先月末に型抜き(成形)のお手伝いに行った千葉県の飯岡(旭市)のドガミシモの木地が無事乾燥し、素焼きも済んだという連絡をいただき、続く工程のお手伝いに出かけてきました。
素焼きはなるべく昔の人形の感じに近くなるようあまり高温にせず焼いてもらいました。土色といい、手取りの感触や重さなど地元の「かべと土」独特の風合いがあるように感じました。
木地を軽く磨いてから、胡粉で地塗りをしてみると、「あまざけや」さんに残っている一対の裃雛(ドガミシモ)と同じような肌合いになりました。面描きをはじめとする彩色は全て地元の有志の皆さんにやってもらいました。その起動力はすごいです。40セット弱の人形の磨き⇒地塗り⇒彩色⇒ラベル作り⇒ラベル貼りの作業が1日半で終わりました。
古い飯岡人形を直接触るという機会が余りなかったので、これまで知らなかったこと、今回改めて気が付きました。
収集家のコレクションに含まれている古い飯岡の裃雛(ドガミシモ)の多くには群青色部分に細かい銀粉(アルミニウム粉)が蒔かれていることが多いように思っていたので、お手本となった今戸人形が金の砂子を蒔くのに対して銀粉を蒔くことが飯岡の特徴なのだと思っていました。

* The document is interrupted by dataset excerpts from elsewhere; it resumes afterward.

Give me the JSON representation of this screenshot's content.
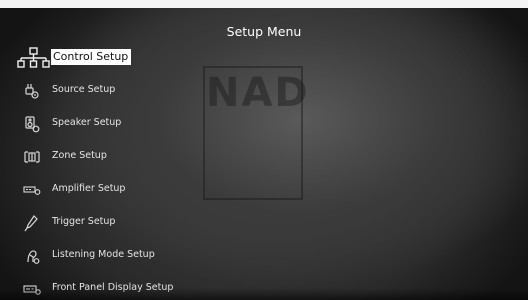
{
  "header": {
    "title": "Setup Menu"
  },
  "watermark": {
    "text": "NAD"
  },
  "menu": {
    "items": [
      {
        "label": "Control Setup",
        "icon": "control-setup-icon",
        "selected": true
      },
      {
        "label": "Source Setup",
        "icon": "source-setup-icon"
      },
      {
        "label": "Speaker Setup",
        "icon": "speaker-setup-icon"
      },
      {
        "label": "Zone Setup",
        "icon": "zone-setup-icon"
      },
      {
        "label": "Amplifier Setup",
        "icon": "amplifier-setup-icon"
      },
      {
        "label": "Trigger Setup",
        "icon": "trigger-setup-icon"
      },
      {
        "label": "Listening Mode Setup",
        "icon": "listening-mode-icon"
      },
      {
        "label": "Front Panel Display Setup",
        "icon": "front-panel-display-icon"
      }
    ]
  },
  "colors": {
    "selection_bg": "#ffffff",
    "text": "#e6e6e6",
    "title": "#ffffff"
  }
}
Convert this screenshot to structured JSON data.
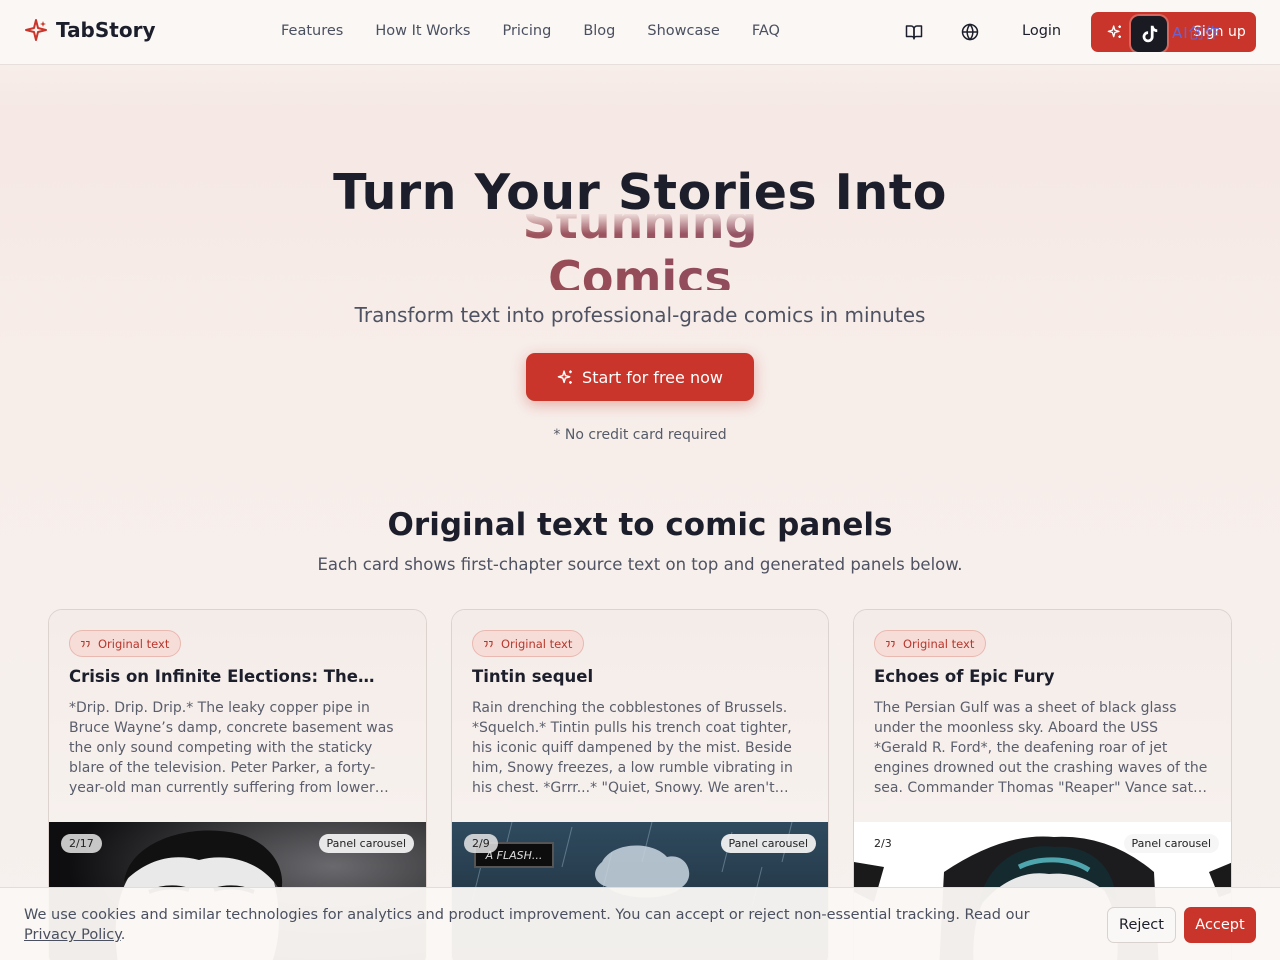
{
  "header": {
    "logo_text": "TabStory",
    "nav": [
      "Features",
      "How It Works",
      "Pricing",
      "Blog",
      "Showcase",
      "FAQ"
    ],
    "icons": [
      "book-icon",
      "globe-icon"
    ],
    "login_label": "Login",
    "cta_label": "Sign up",
    "overlay_text": "AI创作"
  },
  "hero": {
    "title": "Turn Your Stories Into",
    "rolling_words": [
      "Stunning",
      "Comics"
    ],
    "subtitle": "Transform text into professional-grade comics in minutes",
    "cta_label": "Start for free now",
    "note": "* No credit card required"
  },
  "section": {
    "title": "Original text to comic panels",
    "subtitle": "Each card shows first-chapter source text on top and generated panels below."
  },
  "cards": [
    {
      "badge": "Original text",
      "title": "Crisis on Infinite Elections: The…",
      "text": "*Drip. Drip. Drip.* The leaky copper pipe in Bruce Wayne’s damp, concrete basement was the only sound competing with the staticky blare of the television. Peter Parker, a forty-year-old man currently suffering from lower…",
      "count": "2/17",
      "carousel": "Panel carousel"
    },
    {
      "badge": "Original text",
      "title": "Tintin sequel",
      "text": "Rain drenching the cobblestones of Brussels. *Squelch.* Tintin pulls his trench coat tighter, his iconic quiff dampened by the mist. Beside him, Snowy freezes, a low rumble vibrating in his chest. *Grrr...* \"Quiet, Snowy. We aren't…",
      "count": "2/9",
      "carousel": "Panel carousel",
      "panel_caption": "A FLASH..."
    },
    {
      "badge": "Original text",
      "title": "Echoes of Epic Fury",
      "text": "The Persian Gulf was a sheet of black glass under the moonless sky. Aboard the USS *Gerald R. Ford*, the deafening roar of jet engines drowned out the crashing waves of the sea. Commander Thomas \"Reaper\" Vance sat…",
      "count": "2/3",
      "carousel": "Panel carousel"
    }
  ],
  "cookie": {
    "text": "We use cookies and similar technologies for analytics and product improvement. You can accept or reject non-essential tracking. Read our ",
    "link": "Privacy Policy",
    "end": ".",
    "reject": "Reject",
    "accept": "Accept"
  },
  "colors": {
    "accent": "#c9352a",
    "text": "#1c1f2b",
    "muted": "#4e5262"
  }
}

新潟の三条の土人形と今町の土人形の作行が似ている中で、三条では金の粉や砂子、今町では銀粉が使われているという話に似た現象ではないかと思っていたのですが、実際地元に残っているものには金の粉や砂子を蒔いている人形が少なくないことがわかりました。そのため、当初銀の粉を蒔けばよいと思っていましたが、「あまざけや」さんの一対に準じて金粉を蒔くことになりました。
底には即席に彫った版でラベルを刷り、ひとつひとつに貼りました。
出来上がった人形の群像。すごいと思いませんか。
地元の「かべと土」を採取して細かく砕き、練り込んで作られ、地元の人々の手によって仕上げられた人形たち。上の画像の一対だけは銀粉を蒔いてもらいました。
昭和戦前には廃絶した人形ですが、今回地元の人々の意志と労力によって復活された人形たち、魂の通った飯岡の人形であることには間違いないと思います。
これらの人形は3月4日に開催される「飯岡文学賞」一般公募の入選者の皆さんの表彰式でお披露目されたのち、受賞者に記念品として贈られるのだそうですが、来年に向けて、また作られる方向だそうです。
昨年末からお話をいただいて、実際に間に合うのかどうか正直心配でいましたが、余裕で完成して何よりです。地元の皆さんの意志と実行力には本当に感心させられました。